Emma had thought Gerhard was interesting. At first he’d had a hard time believing that her interest was sincere, but gradually, as he got to know her, he saw that she was genuine in all that she did. He liked the man he was when he was with her. They talked for hours; she asked questions and he answered. He asked questions and she answered. They’d laughed and danced—even though he was a terrible dancer. They’d made love and fallen asleep in each other’s arms. That was how he remembered it. But the woman he missed so terribly had never existed. It was as if someone had taken an eraser and wiped out parts of his memory. Blotted out the arguments, removed the constant nagging doubts about how much she loved him, and obliterated all the heartache with Laura, their daughter. He knew that his memories were an idealization of all that was good.
After her death, he had moved out of the big apartment in Eimsbüttel.

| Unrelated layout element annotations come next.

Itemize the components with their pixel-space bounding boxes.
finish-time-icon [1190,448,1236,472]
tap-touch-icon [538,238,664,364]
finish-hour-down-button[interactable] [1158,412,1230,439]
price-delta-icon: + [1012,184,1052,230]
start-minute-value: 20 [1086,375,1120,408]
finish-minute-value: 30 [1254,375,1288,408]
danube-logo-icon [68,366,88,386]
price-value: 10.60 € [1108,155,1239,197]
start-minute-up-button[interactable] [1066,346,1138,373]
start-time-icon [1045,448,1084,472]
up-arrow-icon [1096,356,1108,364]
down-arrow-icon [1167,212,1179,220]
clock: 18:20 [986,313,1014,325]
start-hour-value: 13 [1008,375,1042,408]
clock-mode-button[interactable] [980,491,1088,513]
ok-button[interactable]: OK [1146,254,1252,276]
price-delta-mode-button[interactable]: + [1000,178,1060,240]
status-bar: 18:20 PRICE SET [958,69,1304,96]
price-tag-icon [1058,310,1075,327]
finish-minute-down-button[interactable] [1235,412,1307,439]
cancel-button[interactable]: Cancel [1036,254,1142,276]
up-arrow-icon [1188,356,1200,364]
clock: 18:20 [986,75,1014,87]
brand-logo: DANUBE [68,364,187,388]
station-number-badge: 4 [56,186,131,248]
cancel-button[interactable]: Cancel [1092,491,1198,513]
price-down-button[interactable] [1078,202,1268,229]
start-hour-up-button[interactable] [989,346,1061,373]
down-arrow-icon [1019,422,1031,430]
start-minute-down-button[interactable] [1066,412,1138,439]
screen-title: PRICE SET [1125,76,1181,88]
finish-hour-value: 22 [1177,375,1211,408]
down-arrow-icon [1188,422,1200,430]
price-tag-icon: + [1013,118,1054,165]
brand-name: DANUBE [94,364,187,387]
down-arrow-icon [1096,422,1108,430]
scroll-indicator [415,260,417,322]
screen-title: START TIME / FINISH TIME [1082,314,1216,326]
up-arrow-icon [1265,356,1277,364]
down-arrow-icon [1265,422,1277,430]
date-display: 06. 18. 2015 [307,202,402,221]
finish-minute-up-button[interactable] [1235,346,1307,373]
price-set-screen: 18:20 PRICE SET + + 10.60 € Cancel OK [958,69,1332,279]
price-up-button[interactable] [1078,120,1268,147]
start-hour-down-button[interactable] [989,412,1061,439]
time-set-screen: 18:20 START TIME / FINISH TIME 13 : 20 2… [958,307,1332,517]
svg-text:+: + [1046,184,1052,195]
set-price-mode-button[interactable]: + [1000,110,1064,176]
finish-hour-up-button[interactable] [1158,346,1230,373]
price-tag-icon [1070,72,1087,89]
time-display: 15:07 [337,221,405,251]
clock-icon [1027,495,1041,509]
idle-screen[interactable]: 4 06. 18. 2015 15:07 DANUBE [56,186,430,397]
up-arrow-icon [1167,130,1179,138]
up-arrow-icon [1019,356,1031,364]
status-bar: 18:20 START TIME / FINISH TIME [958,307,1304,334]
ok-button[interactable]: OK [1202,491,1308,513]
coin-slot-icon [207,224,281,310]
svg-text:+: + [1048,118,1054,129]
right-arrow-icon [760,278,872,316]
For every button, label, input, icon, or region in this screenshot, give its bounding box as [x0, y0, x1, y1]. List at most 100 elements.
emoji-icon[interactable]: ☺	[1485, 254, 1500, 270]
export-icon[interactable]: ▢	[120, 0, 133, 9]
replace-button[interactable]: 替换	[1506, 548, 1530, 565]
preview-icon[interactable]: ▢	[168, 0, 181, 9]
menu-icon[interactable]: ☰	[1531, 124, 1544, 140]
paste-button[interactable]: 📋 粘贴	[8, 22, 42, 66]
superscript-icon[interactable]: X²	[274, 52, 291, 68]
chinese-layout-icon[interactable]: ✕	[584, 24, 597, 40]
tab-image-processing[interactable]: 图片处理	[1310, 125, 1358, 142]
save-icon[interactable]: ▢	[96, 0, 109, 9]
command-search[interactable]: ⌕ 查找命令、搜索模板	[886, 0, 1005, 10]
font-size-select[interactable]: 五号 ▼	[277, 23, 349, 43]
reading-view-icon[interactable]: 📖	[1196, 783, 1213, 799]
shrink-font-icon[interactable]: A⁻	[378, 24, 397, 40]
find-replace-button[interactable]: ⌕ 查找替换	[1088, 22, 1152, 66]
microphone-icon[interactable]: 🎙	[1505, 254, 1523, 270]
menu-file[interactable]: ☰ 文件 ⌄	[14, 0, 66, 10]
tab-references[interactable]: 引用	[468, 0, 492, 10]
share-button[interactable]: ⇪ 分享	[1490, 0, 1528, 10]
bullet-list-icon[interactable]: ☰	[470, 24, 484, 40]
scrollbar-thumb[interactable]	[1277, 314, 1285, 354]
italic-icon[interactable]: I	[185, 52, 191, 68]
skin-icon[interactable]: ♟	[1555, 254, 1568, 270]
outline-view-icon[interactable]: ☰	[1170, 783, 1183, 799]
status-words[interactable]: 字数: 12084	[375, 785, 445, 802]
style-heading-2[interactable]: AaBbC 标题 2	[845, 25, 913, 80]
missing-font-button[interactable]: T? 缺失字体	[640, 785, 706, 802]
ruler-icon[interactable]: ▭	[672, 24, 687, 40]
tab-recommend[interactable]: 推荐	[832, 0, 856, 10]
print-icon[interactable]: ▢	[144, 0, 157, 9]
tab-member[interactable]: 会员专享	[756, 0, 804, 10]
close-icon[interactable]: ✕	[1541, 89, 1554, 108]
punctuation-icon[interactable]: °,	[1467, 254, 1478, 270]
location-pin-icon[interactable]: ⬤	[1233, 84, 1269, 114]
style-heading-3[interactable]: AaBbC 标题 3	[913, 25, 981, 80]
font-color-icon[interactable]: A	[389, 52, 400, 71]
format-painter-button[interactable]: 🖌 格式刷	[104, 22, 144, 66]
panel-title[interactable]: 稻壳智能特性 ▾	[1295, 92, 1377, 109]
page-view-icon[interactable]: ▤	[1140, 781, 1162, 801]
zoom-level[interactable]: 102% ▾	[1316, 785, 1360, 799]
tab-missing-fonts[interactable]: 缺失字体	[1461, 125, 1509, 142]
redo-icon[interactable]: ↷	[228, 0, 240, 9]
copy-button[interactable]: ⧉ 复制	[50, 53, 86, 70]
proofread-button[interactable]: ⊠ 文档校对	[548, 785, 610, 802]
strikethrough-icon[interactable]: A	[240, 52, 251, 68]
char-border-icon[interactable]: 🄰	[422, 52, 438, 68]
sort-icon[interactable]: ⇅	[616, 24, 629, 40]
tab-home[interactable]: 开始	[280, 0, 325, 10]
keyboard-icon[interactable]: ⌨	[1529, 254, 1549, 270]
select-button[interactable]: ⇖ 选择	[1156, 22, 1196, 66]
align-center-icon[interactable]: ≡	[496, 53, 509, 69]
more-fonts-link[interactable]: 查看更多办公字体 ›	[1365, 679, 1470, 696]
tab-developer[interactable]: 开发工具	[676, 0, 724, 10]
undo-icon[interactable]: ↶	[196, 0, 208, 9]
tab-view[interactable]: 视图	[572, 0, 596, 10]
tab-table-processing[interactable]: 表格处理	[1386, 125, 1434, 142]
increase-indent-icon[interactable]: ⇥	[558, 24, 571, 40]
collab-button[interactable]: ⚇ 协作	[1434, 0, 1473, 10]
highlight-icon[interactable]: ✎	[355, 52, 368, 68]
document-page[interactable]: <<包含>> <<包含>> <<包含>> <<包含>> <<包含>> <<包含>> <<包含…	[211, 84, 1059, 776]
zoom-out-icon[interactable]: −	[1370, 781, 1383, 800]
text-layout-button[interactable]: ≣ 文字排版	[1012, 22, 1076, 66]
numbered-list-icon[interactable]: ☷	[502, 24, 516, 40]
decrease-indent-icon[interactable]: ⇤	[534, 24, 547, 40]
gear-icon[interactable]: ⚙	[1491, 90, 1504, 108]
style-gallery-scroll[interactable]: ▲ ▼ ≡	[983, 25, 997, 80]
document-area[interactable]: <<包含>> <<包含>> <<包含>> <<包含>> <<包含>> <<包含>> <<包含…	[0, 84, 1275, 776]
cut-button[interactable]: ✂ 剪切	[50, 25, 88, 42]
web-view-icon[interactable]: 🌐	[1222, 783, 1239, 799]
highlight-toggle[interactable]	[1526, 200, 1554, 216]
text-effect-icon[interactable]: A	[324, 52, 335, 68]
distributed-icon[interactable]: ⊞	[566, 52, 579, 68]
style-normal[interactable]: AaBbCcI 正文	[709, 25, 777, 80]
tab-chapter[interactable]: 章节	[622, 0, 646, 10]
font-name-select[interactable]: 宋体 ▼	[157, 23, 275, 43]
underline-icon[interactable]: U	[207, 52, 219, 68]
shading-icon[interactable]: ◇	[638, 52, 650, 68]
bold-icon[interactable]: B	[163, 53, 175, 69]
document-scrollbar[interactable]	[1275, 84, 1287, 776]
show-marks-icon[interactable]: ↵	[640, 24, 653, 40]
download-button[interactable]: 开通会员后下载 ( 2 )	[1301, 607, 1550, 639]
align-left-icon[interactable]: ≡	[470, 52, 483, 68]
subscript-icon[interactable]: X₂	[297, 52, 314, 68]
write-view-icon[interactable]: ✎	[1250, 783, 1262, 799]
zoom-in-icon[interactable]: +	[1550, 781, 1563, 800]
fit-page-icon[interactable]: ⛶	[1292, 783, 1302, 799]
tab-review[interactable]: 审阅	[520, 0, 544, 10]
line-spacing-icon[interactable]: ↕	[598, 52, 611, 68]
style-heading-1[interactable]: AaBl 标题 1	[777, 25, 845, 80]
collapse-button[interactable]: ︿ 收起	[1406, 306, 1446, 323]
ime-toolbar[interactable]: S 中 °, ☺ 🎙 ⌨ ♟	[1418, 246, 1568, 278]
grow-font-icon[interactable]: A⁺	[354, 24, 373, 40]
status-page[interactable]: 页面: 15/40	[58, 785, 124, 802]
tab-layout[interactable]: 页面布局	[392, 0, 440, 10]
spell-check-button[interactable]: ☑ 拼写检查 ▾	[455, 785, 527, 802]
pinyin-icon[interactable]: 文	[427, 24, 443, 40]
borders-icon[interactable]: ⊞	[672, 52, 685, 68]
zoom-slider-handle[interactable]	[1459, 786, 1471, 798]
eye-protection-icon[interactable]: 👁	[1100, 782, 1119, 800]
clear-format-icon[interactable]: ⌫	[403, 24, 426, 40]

The small apartment in Neustadt was a better fit for him, and from his office window he had a view of the tall tower on St. Michael’s Church. The office became the center of Gerhard’s life. He eventually pushed his bed into the room so that he could throw himself into his work as soon as he opened his eyes on the days he didn’t lecture. In 1937 he’d published his first book, an algebra textbook, which had taken him four years to write, and now he’d begun jotting notes and creating an outline for his next one. His central thesis was that numbers were the starting point for everything. A kind of mathematical creation story. The idea was taking shape in his mind, and he looked forward to finally getting started.
He thought of his childhood. He and Karl had gr
own up in Hamburg. As the sewing factory grew, the Strangl family had slowly risen from the lower middle class into what could be called the upper class. Reinhardt had been strict and uncompromising, and he approached fatherhood the same way he approached his business. Their mother had been soft and indulgent, and later they would often say that she had been everything a mother should be. When Karl returned from the war, it was expected that he would train in his father’s company—though he’d never been asked—and Karl did so out of a sense of duty. Whether Gerhard would join the family business had never even been discussed. A decision he greatly valued, actually. While the other healthy, strong boys—as Reinhardt described them—were out playing in the yard after school, Gerhard sat, to his father’s great dismay, in his room doing calculations or reading books. He found numbers and letters to be good company, and they’d stayed by his side through thick and thin throughout his childhood. In the end, the straightforwardness of numbers had attracted him more than the secretive nature of letters. Not that he didn’t like letters, words, and language, but the meaning of numbers was immediately clear, while letters had a way of hiding the actual, the essential. That was why he had chosen mathematics over literature for his livelihood. Even the most complicated number combinations were logical to Gerhard.
The bed creaked when he rolled over. Thinking of his father didn’t help. So he turned back to thoughts of his book. That was better. Maybe that’s why he wrote—to flee from his thoughts? Finally his swirling, busy brain came to rest, and he fell asleep.
It took him a long time to register the knocking on his door, despite the fact that the person on the other side was doing his utmost to make his point. He picked up his black horn-rimmed glasses from the nightstand and noted the strip of light that had found its way into the room through a slit in the curtains, though he’d tried to pull them closed. He went into the hallway, still uncertain whether someone had really knocked or it was just a lifelike dream that had wrenched him from his sleep. A voice removed all doubt.